Ce que cela signifie

L'étude conclut que l'administration d'un bloc paravertébral bilatéral avant la chirurgie est un moyen sûr et efficace de gérer la douleur pendant les premières 24 heures suivant une chirurgie pulmonaire bilatérale. Cela agit comme un bouclier puissant et temporaire qui maintient les signaux de douleur silencieux lorsque le patient est le plus vulnérable.

Cependant, les auteurs précisent avec prudence qu'il ne s'agit pas d'un remède miracle. L'effet est temporaire et s'estompe après la première journée. Ils ont également constaté que, bien que cela réduise le besoin d'opioïdes tôt, cela ne changeait pas les résultats à long terme concernant la douleur chronique ou les nausées. L'étude suggère que, bien que cette technique soit un excellent outil pour la phase de « début de jeu » de la récupération, elle ne résout pas tous les problèmes associés à cette chirurgie complexe.
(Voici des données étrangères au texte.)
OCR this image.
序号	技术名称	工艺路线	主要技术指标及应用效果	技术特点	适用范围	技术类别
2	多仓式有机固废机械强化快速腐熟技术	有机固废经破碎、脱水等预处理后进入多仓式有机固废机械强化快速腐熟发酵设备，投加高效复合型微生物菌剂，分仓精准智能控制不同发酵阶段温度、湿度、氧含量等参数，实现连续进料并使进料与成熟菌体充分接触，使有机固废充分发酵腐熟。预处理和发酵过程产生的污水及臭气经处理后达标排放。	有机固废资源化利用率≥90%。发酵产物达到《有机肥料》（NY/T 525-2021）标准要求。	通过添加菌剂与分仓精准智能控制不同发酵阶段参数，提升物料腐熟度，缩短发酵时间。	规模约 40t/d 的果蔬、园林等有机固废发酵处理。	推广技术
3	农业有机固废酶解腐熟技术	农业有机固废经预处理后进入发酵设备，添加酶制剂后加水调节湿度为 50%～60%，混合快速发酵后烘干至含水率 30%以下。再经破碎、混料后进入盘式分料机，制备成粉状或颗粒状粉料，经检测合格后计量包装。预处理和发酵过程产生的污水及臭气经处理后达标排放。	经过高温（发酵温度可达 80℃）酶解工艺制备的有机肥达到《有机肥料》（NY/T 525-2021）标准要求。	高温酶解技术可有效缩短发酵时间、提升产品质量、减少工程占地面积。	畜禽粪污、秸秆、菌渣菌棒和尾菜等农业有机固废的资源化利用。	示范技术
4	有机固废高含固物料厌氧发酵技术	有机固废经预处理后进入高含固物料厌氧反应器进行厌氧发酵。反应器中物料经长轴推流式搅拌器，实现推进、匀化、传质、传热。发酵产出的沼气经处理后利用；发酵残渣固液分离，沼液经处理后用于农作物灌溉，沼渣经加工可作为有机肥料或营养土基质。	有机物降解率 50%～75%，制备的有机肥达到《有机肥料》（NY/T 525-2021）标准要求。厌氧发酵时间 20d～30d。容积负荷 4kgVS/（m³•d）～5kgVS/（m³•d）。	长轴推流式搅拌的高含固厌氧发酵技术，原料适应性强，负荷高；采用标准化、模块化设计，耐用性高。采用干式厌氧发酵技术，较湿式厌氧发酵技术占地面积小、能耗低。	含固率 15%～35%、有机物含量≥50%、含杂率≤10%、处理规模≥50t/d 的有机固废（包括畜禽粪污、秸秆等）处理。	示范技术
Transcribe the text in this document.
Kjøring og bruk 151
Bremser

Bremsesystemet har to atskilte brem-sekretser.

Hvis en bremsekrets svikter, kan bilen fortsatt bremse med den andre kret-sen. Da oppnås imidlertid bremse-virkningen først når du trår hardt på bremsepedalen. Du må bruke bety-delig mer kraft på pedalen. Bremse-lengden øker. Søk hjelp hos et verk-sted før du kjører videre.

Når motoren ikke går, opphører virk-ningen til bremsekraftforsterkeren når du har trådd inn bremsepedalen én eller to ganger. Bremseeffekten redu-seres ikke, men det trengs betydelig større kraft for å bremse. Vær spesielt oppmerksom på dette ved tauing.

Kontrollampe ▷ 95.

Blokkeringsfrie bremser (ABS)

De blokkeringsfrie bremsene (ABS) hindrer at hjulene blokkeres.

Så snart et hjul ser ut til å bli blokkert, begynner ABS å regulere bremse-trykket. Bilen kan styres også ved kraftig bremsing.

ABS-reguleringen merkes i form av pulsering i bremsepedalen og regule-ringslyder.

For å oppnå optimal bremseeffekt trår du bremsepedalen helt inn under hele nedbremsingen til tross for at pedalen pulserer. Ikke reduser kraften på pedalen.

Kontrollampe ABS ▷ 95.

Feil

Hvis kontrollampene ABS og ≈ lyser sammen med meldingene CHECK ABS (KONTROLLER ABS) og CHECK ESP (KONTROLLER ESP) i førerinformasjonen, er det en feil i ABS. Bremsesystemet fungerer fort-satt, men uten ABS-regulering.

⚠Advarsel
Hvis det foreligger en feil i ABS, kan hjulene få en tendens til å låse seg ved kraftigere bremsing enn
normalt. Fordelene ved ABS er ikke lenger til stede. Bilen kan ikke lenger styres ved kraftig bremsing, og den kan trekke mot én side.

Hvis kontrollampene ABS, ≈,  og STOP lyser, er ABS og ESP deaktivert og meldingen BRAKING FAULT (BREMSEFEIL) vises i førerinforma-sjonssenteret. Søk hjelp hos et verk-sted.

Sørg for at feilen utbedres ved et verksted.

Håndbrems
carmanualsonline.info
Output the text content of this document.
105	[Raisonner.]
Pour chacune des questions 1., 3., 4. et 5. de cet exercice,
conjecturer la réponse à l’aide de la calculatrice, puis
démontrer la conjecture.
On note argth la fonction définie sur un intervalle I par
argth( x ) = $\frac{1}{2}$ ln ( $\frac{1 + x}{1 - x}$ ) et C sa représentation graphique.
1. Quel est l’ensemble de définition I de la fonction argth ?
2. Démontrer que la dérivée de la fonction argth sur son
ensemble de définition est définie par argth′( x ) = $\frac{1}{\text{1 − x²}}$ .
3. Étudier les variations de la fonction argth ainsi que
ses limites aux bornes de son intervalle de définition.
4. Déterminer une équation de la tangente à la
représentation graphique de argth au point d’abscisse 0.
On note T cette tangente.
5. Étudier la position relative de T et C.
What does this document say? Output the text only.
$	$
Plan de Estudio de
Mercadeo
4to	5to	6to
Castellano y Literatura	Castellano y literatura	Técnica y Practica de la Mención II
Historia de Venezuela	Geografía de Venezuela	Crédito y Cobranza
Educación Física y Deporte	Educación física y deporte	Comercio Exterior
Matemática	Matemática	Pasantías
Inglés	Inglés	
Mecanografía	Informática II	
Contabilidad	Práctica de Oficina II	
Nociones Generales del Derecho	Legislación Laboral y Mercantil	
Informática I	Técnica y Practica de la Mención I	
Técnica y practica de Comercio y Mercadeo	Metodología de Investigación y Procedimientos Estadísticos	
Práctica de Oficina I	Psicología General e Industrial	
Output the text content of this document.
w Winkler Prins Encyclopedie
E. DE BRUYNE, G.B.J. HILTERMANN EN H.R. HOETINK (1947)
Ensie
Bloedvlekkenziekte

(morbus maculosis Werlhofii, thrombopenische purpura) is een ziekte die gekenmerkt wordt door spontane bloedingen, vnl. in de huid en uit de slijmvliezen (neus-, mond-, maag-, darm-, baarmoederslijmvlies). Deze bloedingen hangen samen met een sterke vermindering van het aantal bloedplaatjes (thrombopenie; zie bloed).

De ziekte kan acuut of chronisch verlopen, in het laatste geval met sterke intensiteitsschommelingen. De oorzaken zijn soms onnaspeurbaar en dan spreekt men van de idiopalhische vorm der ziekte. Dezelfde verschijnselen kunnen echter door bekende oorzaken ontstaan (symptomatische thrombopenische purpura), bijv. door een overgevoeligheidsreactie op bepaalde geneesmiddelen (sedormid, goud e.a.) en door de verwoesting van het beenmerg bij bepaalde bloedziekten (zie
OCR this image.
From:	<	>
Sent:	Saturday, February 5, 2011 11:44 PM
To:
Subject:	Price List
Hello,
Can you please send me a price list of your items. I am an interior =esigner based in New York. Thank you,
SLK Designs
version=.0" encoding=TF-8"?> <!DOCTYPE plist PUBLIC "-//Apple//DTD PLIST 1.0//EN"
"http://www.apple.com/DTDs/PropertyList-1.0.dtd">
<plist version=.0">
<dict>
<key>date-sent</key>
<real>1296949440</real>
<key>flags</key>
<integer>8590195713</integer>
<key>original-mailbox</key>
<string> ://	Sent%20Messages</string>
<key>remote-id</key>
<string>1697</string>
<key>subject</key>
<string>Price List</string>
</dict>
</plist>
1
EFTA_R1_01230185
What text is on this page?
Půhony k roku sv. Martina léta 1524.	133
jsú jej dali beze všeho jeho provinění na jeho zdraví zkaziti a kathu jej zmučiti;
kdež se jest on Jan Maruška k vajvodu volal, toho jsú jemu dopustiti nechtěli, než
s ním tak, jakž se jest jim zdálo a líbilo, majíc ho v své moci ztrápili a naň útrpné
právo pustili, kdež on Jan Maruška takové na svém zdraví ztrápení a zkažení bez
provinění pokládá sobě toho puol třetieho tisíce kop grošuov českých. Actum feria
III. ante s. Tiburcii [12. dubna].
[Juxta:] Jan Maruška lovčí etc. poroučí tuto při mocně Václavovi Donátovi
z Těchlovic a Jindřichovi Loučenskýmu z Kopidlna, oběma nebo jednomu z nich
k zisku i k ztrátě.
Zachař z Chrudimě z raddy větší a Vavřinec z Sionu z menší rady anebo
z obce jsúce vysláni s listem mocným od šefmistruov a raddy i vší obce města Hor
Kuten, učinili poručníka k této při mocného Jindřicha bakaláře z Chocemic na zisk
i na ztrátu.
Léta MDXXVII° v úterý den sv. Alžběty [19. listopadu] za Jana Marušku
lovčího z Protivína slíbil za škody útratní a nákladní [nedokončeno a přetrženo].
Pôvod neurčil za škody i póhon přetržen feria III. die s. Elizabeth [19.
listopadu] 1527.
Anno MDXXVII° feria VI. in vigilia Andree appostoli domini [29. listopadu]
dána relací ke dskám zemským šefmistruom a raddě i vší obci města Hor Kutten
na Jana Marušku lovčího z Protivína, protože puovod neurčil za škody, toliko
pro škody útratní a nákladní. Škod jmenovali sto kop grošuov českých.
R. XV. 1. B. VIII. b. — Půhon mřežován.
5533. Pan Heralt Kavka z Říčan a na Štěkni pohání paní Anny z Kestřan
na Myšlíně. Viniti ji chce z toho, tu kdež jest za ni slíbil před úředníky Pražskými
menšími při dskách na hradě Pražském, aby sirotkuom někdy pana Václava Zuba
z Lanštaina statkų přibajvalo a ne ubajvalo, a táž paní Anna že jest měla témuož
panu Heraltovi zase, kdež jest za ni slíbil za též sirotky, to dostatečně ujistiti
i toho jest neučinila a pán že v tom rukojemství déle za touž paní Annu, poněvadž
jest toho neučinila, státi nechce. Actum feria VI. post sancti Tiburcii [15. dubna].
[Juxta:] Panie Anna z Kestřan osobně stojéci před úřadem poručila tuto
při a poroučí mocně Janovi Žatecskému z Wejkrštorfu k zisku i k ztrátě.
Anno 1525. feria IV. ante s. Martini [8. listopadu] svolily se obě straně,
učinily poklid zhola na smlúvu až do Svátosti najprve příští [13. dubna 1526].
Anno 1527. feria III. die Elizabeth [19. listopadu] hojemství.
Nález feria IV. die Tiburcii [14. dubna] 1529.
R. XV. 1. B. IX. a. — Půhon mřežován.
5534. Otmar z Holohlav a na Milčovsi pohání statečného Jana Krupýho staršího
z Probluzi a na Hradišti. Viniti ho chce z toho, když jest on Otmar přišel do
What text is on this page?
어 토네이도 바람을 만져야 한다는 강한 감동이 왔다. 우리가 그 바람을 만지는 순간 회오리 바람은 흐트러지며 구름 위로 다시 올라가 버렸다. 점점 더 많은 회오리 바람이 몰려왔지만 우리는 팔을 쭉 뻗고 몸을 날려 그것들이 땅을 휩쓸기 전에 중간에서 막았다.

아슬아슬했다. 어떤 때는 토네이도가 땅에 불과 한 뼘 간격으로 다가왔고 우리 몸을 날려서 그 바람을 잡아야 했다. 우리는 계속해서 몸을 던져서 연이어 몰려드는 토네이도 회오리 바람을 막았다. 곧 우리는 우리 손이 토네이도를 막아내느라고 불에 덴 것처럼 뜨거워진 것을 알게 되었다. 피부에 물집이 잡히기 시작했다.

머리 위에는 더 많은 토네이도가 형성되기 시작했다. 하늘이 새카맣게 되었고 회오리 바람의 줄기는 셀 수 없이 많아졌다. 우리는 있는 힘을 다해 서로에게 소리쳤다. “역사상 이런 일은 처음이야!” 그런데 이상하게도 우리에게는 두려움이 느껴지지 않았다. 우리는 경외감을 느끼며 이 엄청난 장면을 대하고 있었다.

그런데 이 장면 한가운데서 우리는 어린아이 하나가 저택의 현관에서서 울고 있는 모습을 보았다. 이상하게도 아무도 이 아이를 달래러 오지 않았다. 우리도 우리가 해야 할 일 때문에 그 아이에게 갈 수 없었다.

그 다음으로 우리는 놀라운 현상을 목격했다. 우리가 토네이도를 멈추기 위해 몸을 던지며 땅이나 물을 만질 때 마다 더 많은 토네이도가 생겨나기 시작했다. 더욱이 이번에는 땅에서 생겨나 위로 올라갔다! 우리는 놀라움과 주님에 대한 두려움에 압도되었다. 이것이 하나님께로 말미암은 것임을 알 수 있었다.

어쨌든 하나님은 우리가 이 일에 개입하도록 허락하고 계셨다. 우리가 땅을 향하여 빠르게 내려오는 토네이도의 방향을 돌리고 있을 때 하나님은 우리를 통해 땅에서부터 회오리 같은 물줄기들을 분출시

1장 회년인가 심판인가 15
Les chercheurs admettent que leur étude a été menée dans un seul hôpital avec un nombre relativement restreint de patients (80 personnes). Ils suggèrent que des études plus vastes, dans plusieurs hôpitaux, sont nécessaires pour confirmer ces résultats et voir si cette méthode aide pour d'autres aspects, comme permettre aux patients de se lever plus rapidement ou réduire les complications pulmonaires. Mais pour l'instant, les preuves suggèrent que pour les patients confrontés à une chirurgie pulmonaire bilatérale, un bloc nerveux préventif des deux côtés est une décision intelligente et sûre pour rendre la première journée de récupération un peu moins douloureuse.